Bila konsensus mengenai kebenaran dibahasakan hukum dan diukur dengan ukuran adil maka ukuran kepastian hukum dan keadilan enjadi kebenaran legal. ”Jadi kebenaran legal mempunyai ukuran hukum sebagai acuannya.” dengan analogi jalan logika serupa maka kebenaran agama ukurannya adalah sumber wahyu Ilahi yang menjadi legitimasinya. Keberan religius degan ukuran teks suci sabda wahyu Allah diacu sebaga ’truth’ karena suci, benar, berupa sabda Allah atau wahyu Allah sendiri. Romo Muji kembali mempertanyakan di mana sebenarnya orang harus menaruh sumber dan kriteria pokok kebenaran. Sumber itu, kata dia adalah kehidupan itu sendiri. Bila acuan untuk mengukur kebenaran adalah kehidupan itu sendiri dan di dalamnya kemanusiaan kita dipertaruhkan maka yang benar dalam kehidupan akan indah dalam estetika, akan baik secara etika nurani dan oleh khalayak orang biasa akan dirasakan masuk akan sehatnya serta bernuansa tulus menurut nuraninya. ”Dengan kata lain, yang benar akan sekaligus indah dan baik dalam kehidupan.”
Kegiatan lokakarya selama empat hari ini memang melelahkan. Namun guratan kelelahan serasa tidak ada artinya kalau melihat makna di balik semuanya itu. Kebenaran memang menjadi korban konflik dan di dalam konflik baru diketahui kepentingan mana yang menang dalam konflik. Pihak mana yang membuat konflik agama terus terjadi akan terlihat pada akhir konflik. Apakah kepentingan korban kemanusiaan yang berada di sana ataukah kepentingan orang lain atau pihak yang menyebabkan terjadinya konflik yang nampak di akhir konflik.

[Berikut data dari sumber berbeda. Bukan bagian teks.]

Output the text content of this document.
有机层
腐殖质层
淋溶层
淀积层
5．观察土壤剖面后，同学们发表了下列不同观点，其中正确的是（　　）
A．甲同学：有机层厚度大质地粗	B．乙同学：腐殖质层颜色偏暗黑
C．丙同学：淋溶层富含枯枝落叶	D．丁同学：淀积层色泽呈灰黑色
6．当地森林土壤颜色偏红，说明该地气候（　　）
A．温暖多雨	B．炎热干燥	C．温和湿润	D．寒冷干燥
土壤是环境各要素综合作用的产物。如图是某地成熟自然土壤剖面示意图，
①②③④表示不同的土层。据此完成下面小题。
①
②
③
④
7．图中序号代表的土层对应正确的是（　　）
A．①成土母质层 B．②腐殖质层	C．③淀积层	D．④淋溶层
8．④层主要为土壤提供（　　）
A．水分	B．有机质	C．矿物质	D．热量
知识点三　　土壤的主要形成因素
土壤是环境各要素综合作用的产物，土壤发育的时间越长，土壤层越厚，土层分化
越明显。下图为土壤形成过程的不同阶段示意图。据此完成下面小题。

Dalam kelelahan lokakarya, masih ada pula selingan. Pada hari pertama rombongan peserta lokakarya dijamu makan malam Duta Besar New Zealand untuk Indonesia, Mr. Filliph Gibson yang sangat senang dengan kegiatan ini. Bahkan dia berhaarap agar kegiatan dan kerja sama jurnalis Indonesia dengan New Zealand terus berlanjut. Dubes yang pada hari itu merayakan ulang tahun menghadiahi peserta lokakarya masing-masing satu topi. Peserta lokakarya selain mengikut jamuan makan malam di kediaman Duta Besar New Zealand, juga berkesempatan mengunjungi Kantor Redaksi Harian Kompas. Di Kompas, semua peserta mendapatkan kenang-kenangan baju kaos dan topi bertuliskan Kompas.

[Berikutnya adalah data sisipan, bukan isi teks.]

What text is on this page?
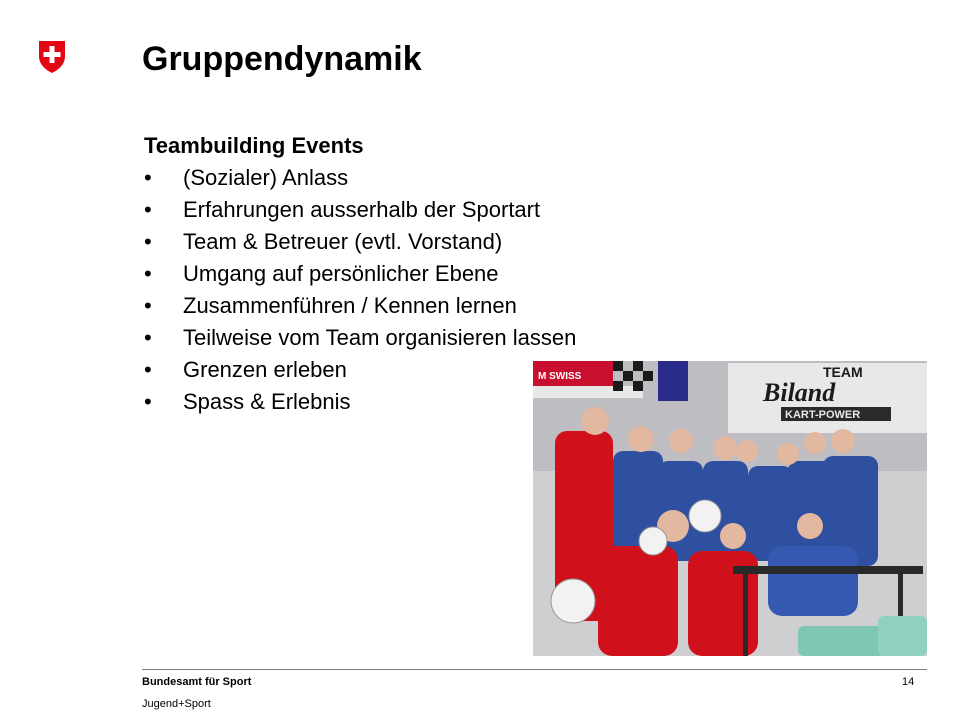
Gruppendynamik

Teambuilding Events

• (Sozialer) Anlass
• Erfahrungen ausserhalb der Sportart
• Team & Betreuer (evtl. Vorstand)
• Umgang auf persönlicher Ebene
• Zusammenführen / Kennen lernen
• Teilweise vom Team organisieren lassen
• Grenzen erleben
• Spass & Erlebnis
TEAM
Biland
KART-POWER
M SWISS
Bundesamt für Sport
Jugend+Sport
14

Wakil Dubes New Zealand, Mr David saat acara penutupan mengakui tugas-tugas wartawan memang berat dan kadang mempertaruhkan nyawa. ”Saya tiadk bisa membayangkan kerja saya yang di dalam ruangan ber-AC dengan rekan-rekan jurnalis yang kadang pertaruhkan nyawa. Wartawan adalah pahlawan sesungguhnya dan pelindung demokrasi.” Dia juga menyatakan kebanggaannya terhdap perkembangan di Indonesia. Lima tahun lalu saat tiba di Indonesia dia melihat konflik terjadi di Ambon, Palu dan Poso dan saat hendak kembali ke New Zealand dia senang karena konflik-konflik itu sudah redah. November mendatang, kata Mr. David, pemerintah New Zealand bekerja sama dengan UNICEF dan Lembaga Pers Dr. Soetomo kembali menggelar workshop se-Asia. Terkait kegiatan yang dilaksanakan, Mr. David katakan tidak ada agenda terselubung dari semua itu. Yang diinginkan hanyalah adanya perlindungan terhadap kaum-kaum minoritas. Kedutaan hanya sebagai fasilitator semata.

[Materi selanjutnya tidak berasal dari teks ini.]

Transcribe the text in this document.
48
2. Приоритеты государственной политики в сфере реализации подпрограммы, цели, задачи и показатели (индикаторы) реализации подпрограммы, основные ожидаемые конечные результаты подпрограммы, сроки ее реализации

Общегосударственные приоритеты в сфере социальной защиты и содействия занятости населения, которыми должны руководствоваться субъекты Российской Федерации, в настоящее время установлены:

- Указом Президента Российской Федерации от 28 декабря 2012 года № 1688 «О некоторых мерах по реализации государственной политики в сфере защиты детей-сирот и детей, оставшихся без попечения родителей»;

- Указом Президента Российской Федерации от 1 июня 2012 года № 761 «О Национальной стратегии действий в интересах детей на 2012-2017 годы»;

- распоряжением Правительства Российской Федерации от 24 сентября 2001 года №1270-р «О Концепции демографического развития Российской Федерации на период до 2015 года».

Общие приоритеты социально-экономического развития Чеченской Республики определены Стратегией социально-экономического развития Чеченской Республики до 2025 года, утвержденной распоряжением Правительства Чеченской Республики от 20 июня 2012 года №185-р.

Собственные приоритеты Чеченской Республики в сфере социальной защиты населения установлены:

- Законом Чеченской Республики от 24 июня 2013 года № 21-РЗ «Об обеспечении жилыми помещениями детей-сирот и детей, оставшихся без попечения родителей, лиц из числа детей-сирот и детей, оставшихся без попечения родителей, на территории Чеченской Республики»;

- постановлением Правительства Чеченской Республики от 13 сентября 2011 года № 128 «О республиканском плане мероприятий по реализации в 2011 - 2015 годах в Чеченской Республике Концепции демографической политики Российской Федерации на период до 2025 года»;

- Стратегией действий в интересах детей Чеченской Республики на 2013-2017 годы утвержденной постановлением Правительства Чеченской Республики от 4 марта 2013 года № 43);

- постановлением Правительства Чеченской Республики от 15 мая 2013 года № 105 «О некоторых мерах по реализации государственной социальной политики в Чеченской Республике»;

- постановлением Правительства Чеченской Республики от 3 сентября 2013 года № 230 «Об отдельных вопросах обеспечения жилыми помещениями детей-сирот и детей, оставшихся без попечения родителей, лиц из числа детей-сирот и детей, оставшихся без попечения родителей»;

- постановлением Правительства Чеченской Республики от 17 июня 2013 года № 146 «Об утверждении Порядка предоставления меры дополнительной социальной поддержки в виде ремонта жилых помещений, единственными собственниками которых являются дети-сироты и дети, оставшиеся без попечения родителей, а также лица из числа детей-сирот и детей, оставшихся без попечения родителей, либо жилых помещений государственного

Sulitnya Mencari dan Menemukan Kebenaran

Catatan dari Lokakarya Pasca Konflik Antar Agama di Jakarta (1)
Oleh Hieronimus Bokilia

Vintentius Lumintang bilang, sebelum jadi wartawan dia ikut berperang. Sekarang Vintentius wartawan Radio Swara Tani FM dari Poso. Dia satu dari 20 peserta lokakarya. Saat itu perang sedang merebak di Poso. Selama menjadi prajurit perang banyak hal yang dia lakukan. Namun ada satu hal yang mengganjal selama menjadi prajurit perang waktu itu. Pemberitaan di media dinilai tidak berimbang dan diangap mendiskreditkan serta mempersalahkan posisi mereka. Kondisi itu mendorong Lumintang melepaskan statusnya sebagai prajurit perang dan memilih menjadi wartawan. Dia bilang, waktu itu dia mau jadi wartawan agar bisa merubah pemberitaan menyangkut orang-orang Kristen yang selama ini didiskreditkan media agar lebih berimbang.
Sekelumit kisah yang diungkapkan Lumintang ini menunjukan sulitnya mencari dan menemukan kebenaran di dalam situasi konflik. Kebenaran yang disiarkan seakan hanya merupakan kebenaran semu karena korban dari konflik itu sendiri sebenarnya adalah kebenaran.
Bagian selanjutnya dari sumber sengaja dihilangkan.